The ICRC however had not been involved in rehabilitation since 2009, though they had been present at the registration of over 10,000 combatants as they handed themselves in. In addition to discussion of the excellent document they had given to the Prisons as well as the Justice Ministry about ‘Prison Overcrowding in Sri Lanka: A systematic Approach of the Causes and Consequences – Proposals for a Collaborative Approach’, their involvement then at our meeting was in relation not to the rehabilitees but to those detained before the conflict ended.
They had been visiting them regularly, as I knew from my involvement in the process after I became Secretary of the Ministry of Disaster Management and Human Rights. But unfortunately they now do not have access to some of the detainees, since earlier this year the Ministry of Rehabilitation and Prison Reforms decided to suspend the visits. This is not due to a policy decision, since the ICRC still has full access to the detainees held by the Terrorism Investigation Department. That relationship, given the professionalism of both the TID officials and the ICRC, has been a very positive one, so I hope they will also go back to working positively with the Prisons too. Certainly it would be a pity if we cannot take advantage of their experience as well as of the support they offer, which recently extended to a project to repair the roof of the Batticaloa prison, which seems a dire necessity. 
Before March this year, the ICRC had had regular access to all those detained under the PTA or Emergency Regulations. According to the figures I received from the then Attorney General last year, there had been 4195 of these. From the Ministry we had been urging that these should either be charged or released, but I could understand why this was not possible while the conflict continued and we were under threat of terrorist attacks all over the country.
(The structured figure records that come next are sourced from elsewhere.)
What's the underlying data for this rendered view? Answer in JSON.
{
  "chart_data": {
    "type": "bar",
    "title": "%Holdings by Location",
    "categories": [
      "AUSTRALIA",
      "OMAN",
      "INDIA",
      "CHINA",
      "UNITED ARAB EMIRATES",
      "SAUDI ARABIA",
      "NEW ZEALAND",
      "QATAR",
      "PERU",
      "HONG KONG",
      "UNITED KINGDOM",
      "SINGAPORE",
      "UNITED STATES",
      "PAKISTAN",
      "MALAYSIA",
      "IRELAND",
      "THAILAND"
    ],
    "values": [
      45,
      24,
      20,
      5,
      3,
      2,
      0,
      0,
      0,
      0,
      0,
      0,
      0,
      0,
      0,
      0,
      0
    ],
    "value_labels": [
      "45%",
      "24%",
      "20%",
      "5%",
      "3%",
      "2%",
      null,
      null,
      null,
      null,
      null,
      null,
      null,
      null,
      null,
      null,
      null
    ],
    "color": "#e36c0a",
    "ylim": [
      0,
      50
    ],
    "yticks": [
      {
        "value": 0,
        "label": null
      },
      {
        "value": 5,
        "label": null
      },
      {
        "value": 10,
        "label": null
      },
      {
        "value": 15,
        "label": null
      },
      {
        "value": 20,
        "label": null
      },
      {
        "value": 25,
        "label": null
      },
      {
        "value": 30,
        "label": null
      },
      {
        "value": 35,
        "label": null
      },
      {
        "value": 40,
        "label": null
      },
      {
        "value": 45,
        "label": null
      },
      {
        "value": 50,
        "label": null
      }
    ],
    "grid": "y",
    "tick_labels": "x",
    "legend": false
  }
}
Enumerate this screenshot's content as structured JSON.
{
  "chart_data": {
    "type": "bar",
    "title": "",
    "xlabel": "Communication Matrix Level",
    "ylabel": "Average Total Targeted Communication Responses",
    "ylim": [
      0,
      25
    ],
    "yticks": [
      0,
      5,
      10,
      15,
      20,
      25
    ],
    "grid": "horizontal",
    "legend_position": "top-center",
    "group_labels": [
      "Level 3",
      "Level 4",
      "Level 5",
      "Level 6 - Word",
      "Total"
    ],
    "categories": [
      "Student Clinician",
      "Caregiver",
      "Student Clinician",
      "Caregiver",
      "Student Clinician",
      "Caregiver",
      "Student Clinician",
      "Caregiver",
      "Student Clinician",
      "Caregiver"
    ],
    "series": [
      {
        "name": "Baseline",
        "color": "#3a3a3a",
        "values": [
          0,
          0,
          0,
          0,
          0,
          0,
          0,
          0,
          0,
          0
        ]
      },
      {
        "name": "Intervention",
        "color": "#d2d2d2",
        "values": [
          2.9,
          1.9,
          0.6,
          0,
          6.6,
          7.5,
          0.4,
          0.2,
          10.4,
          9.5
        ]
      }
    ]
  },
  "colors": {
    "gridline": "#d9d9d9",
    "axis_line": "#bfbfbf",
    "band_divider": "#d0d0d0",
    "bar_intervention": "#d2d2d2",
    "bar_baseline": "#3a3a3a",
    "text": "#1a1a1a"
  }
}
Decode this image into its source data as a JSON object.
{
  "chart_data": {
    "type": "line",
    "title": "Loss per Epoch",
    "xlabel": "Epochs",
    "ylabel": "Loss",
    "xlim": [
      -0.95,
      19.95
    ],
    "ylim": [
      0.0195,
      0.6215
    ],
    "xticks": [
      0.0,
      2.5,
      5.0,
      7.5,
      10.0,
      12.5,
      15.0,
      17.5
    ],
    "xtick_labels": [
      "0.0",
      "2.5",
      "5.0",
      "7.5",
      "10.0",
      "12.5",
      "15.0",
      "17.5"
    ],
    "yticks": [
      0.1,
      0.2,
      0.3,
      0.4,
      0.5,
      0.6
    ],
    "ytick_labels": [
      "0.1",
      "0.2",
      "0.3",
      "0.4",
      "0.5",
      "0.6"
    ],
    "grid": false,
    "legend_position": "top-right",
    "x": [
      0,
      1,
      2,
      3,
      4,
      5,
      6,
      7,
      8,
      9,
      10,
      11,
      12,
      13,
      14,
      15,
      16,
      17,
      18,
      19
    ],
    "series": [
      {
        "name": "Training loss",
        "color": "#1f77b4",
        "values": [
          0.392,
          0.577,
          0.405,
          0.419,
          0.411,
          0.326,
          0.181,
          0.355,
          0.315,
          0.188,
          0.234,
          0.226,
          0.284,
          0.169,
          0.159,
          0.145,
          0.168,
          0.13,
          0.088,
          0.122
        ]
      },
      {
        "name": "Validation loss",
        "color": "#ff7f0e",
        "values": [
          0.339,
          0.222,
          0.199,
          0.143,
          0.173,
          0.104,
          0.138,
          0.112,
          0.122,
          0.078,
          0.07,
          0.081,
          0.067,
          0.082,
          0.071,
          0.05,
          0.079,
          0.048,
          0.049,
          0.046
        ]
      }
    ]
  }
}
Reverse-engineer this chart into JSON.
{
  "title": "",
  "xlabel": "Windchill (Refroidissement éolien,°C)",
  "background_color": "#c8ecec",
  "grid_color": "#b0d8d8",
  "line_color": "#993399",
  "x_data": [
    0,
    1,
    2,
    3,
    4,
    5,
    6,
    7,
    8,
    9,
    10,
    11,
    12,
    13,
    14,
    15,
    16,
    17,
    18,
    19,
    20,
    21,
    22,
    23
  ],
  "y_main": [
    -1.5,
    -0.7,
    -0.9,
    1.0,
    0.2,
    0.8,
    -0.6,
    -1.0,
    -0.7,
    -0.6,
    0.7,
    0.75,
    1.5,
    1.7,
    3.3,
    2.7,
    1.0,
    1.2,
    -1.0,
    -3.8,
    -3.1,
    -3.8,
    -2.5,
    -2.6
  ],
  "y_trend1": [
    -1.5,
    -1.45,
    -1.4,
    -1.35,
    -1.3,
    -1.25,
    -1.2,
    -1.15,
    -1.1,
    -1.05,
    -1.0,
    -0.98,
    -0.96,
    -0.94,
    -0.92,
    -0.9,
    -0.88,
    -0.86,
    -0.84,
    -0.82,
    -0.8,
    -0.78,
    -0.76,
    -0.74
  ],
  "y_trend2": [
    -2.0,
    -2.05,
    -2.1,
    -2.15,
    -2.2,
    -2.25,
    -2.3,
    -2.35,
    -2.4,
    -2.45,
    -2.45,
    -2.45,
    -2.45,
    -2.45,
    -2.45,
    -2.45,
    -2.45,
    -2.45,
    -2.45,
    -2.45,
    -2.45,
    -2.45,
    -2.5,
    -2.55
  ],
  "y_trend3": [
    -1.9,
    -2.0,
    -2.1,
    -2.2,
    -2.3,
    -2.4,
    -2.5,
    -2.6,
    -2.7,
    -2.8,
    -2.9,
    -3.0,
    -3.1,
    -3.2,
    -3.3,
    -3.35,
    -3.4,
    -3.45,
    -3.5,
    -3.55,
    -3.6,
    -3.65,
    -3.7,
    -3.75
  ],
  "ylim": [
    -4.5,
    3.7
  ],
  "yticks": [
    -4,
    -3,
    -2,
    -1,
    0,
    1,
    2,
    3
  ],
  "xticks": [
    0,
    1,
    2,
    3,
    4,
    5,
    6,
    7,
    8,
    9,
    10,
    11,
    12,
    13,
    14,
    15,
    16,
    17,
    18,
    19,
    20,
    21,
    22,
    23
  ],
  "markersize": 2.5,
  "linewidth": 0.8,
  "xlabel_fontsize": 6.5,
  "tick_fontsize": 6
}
After the conflict ended however the President instructed us to set up a Committee to go into these cases, and we had excellent cooperation from all the agencies involved, before sadly the Committee fell into abeyance with the end of the Ministry of Disaster Management and Human Rights. The Attorney General however continued with the good work, and by July last year 1676 had been released, while 990 had been sent for Rehabilitation. This number had increased by this year to 1257, all but 34 of whom had been released after rehabilitation.
In 2011 some had been charged or bailed, while two had died and two had escaped. There were thus only 817 detained then under the PTA. Some of those I assume are amongst the additions to the Rehabilitation Centres, but I am still awaiting precise figures – unfortunately we had omitted to invite the police to the meeting of the Task Force, and the Prisons Department, though it proved extremely helpful at the meeting, did not have precise figures to hand.  
One criticism made of the ICRC was that they were more concerned with detainees under the PTA than other prisoners, but the very helpful report they have produced on overcrowding indicates that this is not the case. Obviously in a conflict situation other aspects of their mandate meant they did have to monitor carefully the situation of conflict related detainees, but the principles on which they operate, and their findings, apply generally, and we should take advantage of these. Overcrowding and prison conditions in general were noted in the President’s Budget Speech last year, and I cannot understand why we are not making use of the recommendations in the report that are fully in line with what the President suggested a year ago.